Empirical Versus Pre-Emptive Antifungal Therapy in High-Risk Febrile Neutropenic Patients: An Economic Analysis.

Empirical (E) antifungal therapy (ATF) is a standard of care in neutropenic patients with persistent or recurrent fever. However, the safety and cost-effectiveness of the E strategy are challenged by the development of better diagnostic methods and more effective therapies for invasive fungal infection (IFI). An economic analysis was conducted alongside a multicenter open-label randomized non-inferiority trial showing that a pre-emptive (PE) strategy based on clinical symptoms and GM Ag did not reduce the overall survival of prolonged neutropenic patients when compared to a E strategy (details provided in abstract 551005).

Objective: The objective of the study was to compare hospital costs between the PE strategy and E strategy.

Patients: 293 adult patients with hematologic malignancies and an expected neutropenia (<500 PMN) of ≥ 10 days following chemotherapy were randomized between E or PE strategy with polyens. All were screened 2/w for GM Ag. E patients were given ATFs in case of persistent or recurrent fever, whatever the accompanying symptoms, while PE patients were given ATFs only in case of pneumonia, severe mucositis, septic shock, sinusitis, or skin lesions evocative of filamentous infection, aspergillus colonization, or positive GM Ag.

Methods: The economic analysis was conducted from the hospital perspective (€2005). Total medication costs were computed from individual records during hospital stay.

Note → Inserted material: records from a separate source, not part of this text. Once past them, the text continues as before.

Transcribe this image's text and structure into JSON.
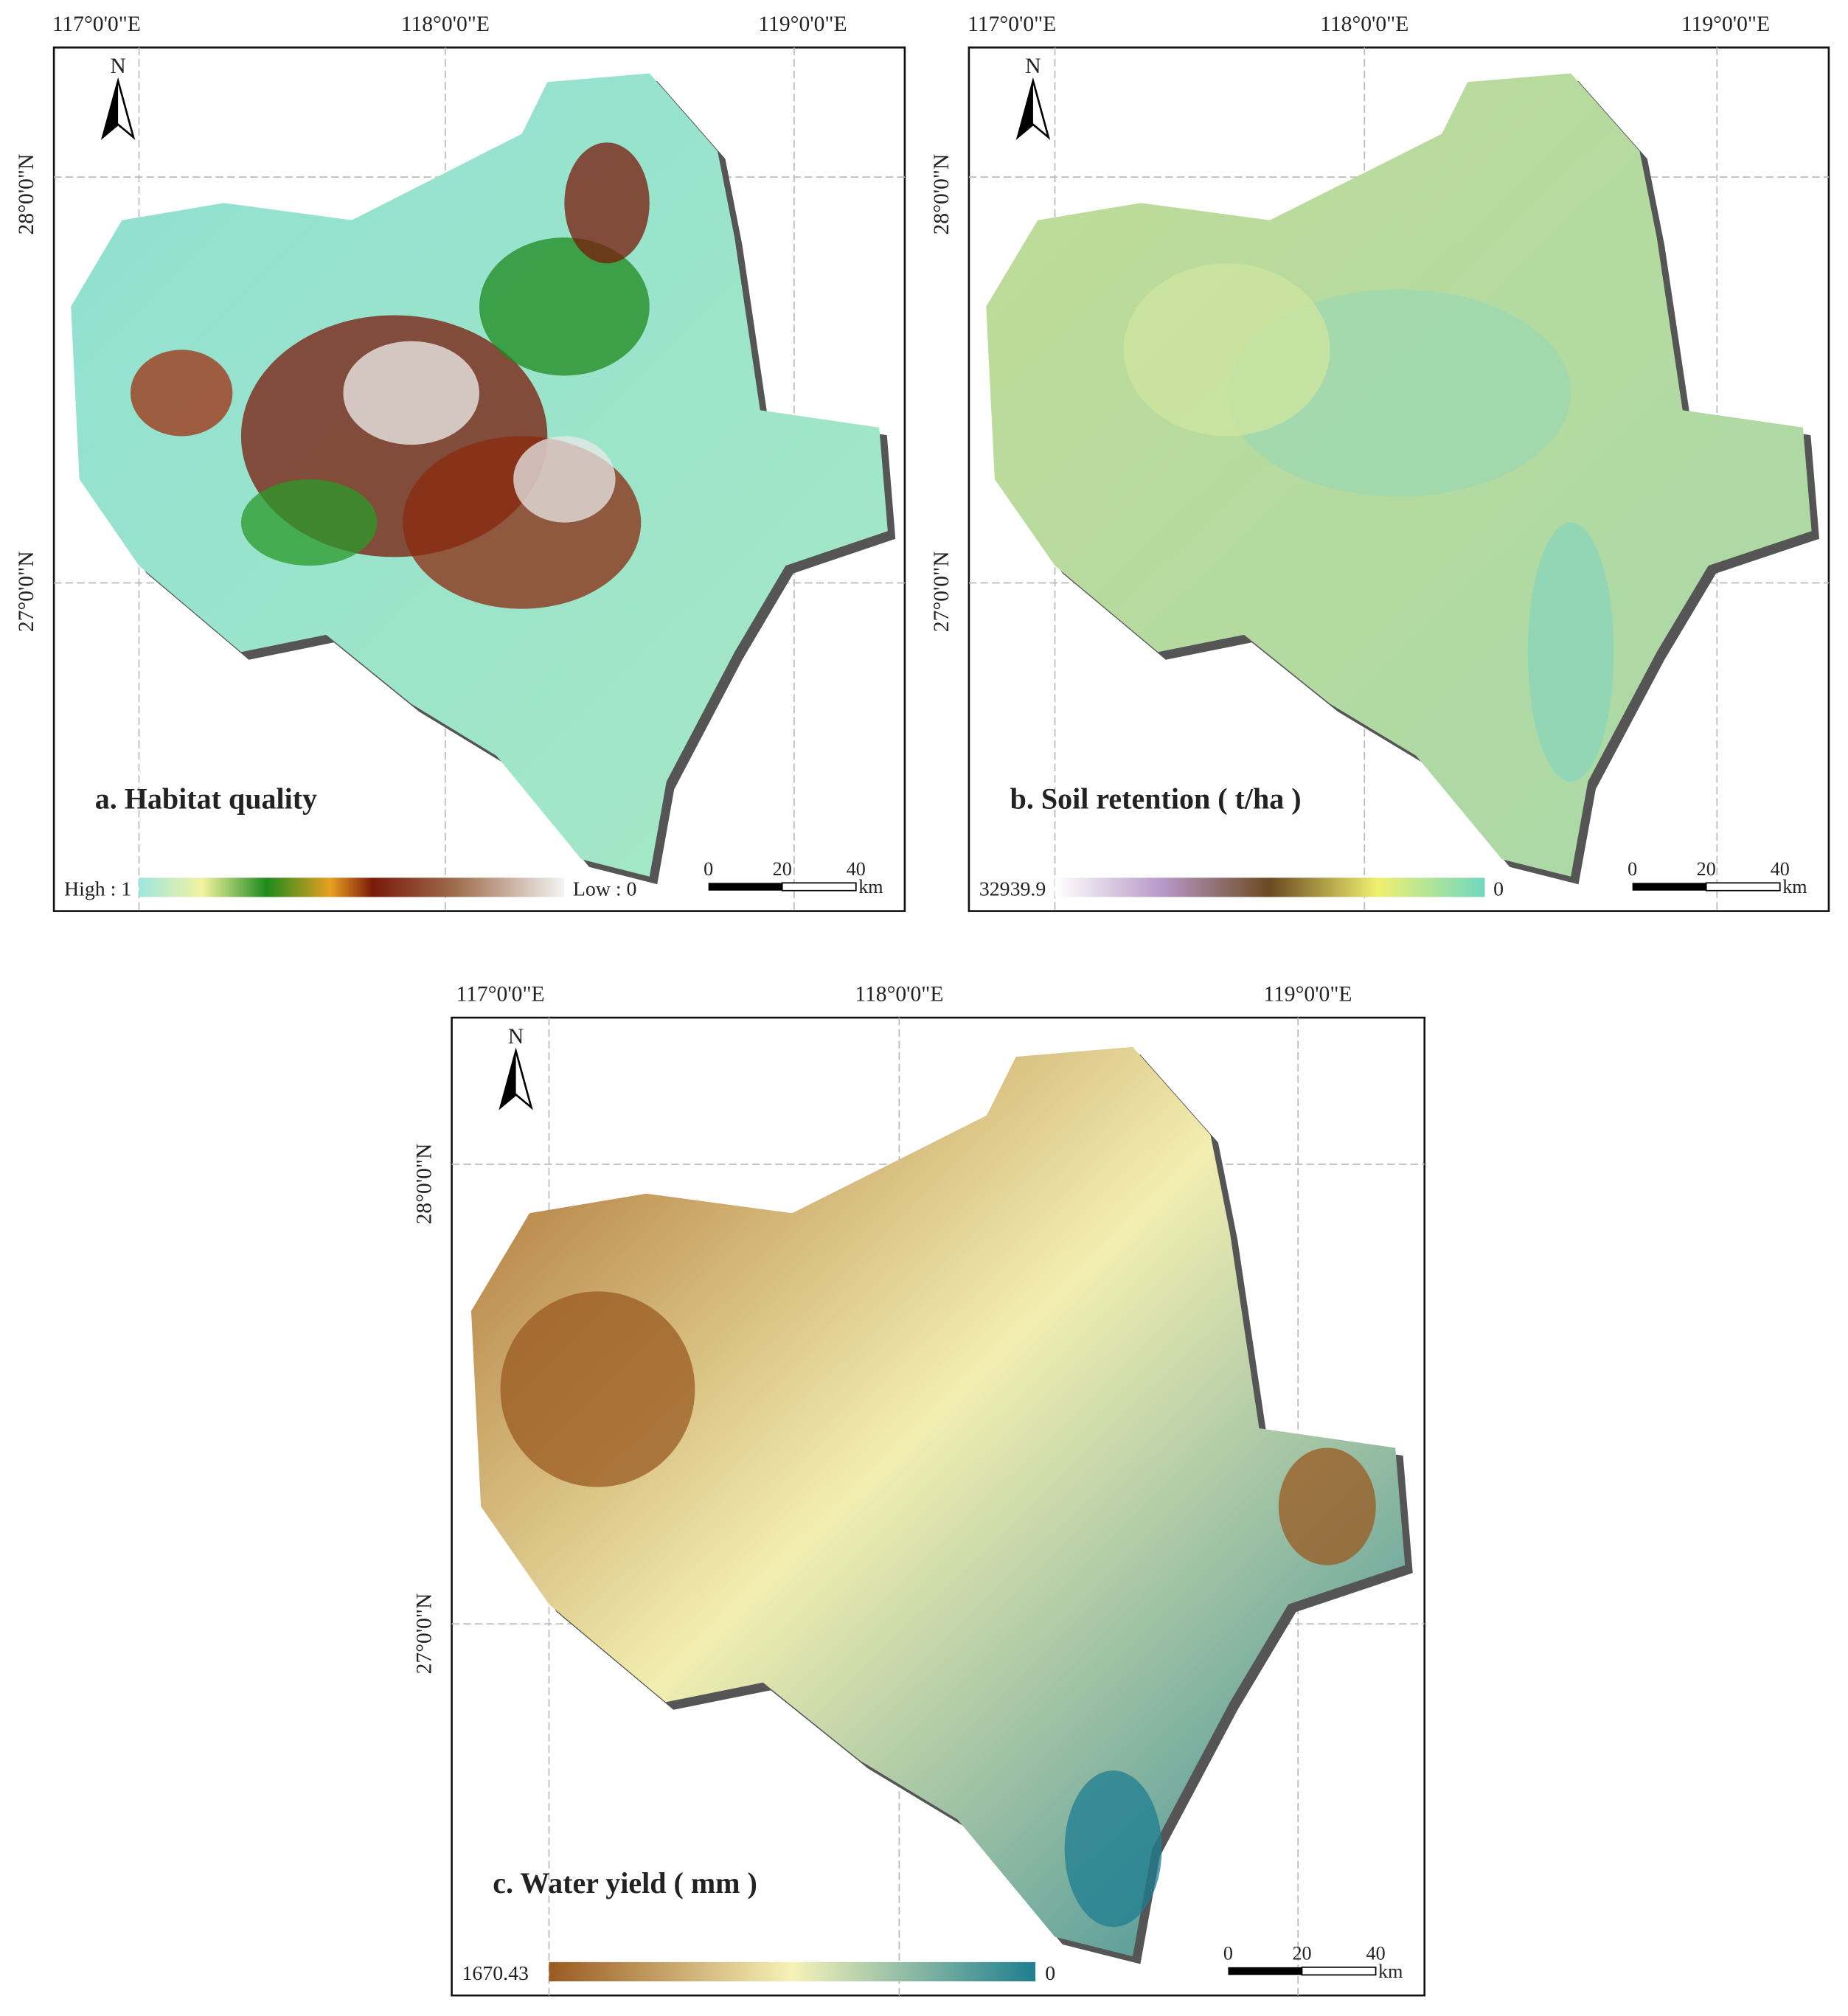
{
  "panels": [
    {
      "title": "a. Habitat quality",
      "lon_labels": [
        "117°0'0\"E",
        "118°0'0\"E",
        "119°0'0\"E"
      ],
      "lat_labels": [
        "28°0'0\"N",
        "27°0'0\"N"
      ],
      "north": "N",
      "legend": {
        "start": "High : 1",
        "end": "Low : 0"
      },
      "scale": {
        "ticks": [
          0,
          20,
          40
        ],
        "unit": "km"
      }
    },
    {
      "title": "b. Soil retention ( t/ha )",
      "lon_labels": [
        "117°0'0\"E",
        "118°0'0\"E",
        "119°0'0\"E"
      ],
      "lat_labels": [
        "28°0'0\"N",
        "27°0'0\"N"
      ],
      "north": "N",
      "legend": {
        "start": "32939.9",
        "end": "0"
      },
      "scale": {
        "ticks": [
          0,
          20,
          40
        ],
        "unit": "km"
      }
    },
    {
      "title": "c. Water yield ( mm )",
      "lon_labels": [
        "117°0'0\"E",
        "118°0'0\"E",
        "119°0'0\"E"
      ],
      "lat_labels": [
        "28°0'0\"N",
        "27°0'0\"N"
      ],
      "north": "N",
      "legend": {
        "start": "1670.43",
        "end": "0"
      },
      "scale": {
        "ticks": [
          0,
          20,
          40
        ],
        "unit": "km"
      }
    }
  ]
}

Results: Overall, mean medication costs did not differ significantly between the PE and E groups (see Table). In patients in induction phase (n=151), mean medication costs were higher in the PE group than the E group (+921€, [95%CI, −1602 to +3444]) as explained by the significantly higher proportion of IFI in the PE group (16.4% vs. 3.9%, p<0.01) and the significantly higher medication costs in case of IFI (+4224€, [95%CI, +1200 to +7244]). In patients in consolidation phase (n=51) or autologous stem cell transplant (ASCT) (n=91), mean medication costs were significantly lower in the PE group than the E group (−1224€, [95%CI, −233 to −2215]) as explained by the significantly lower proportion of patients receiving ATF in the PE group (31% vs. 50%, p<0.03).

Conclusion: Cost comparison between E and PE strategy showed opposite results in induction or consolidation/ASCT phases. This finding is mainly explained by different risks of developing IFI according to the therapeutic phase. (Grants: PRC 2002 AOR02028).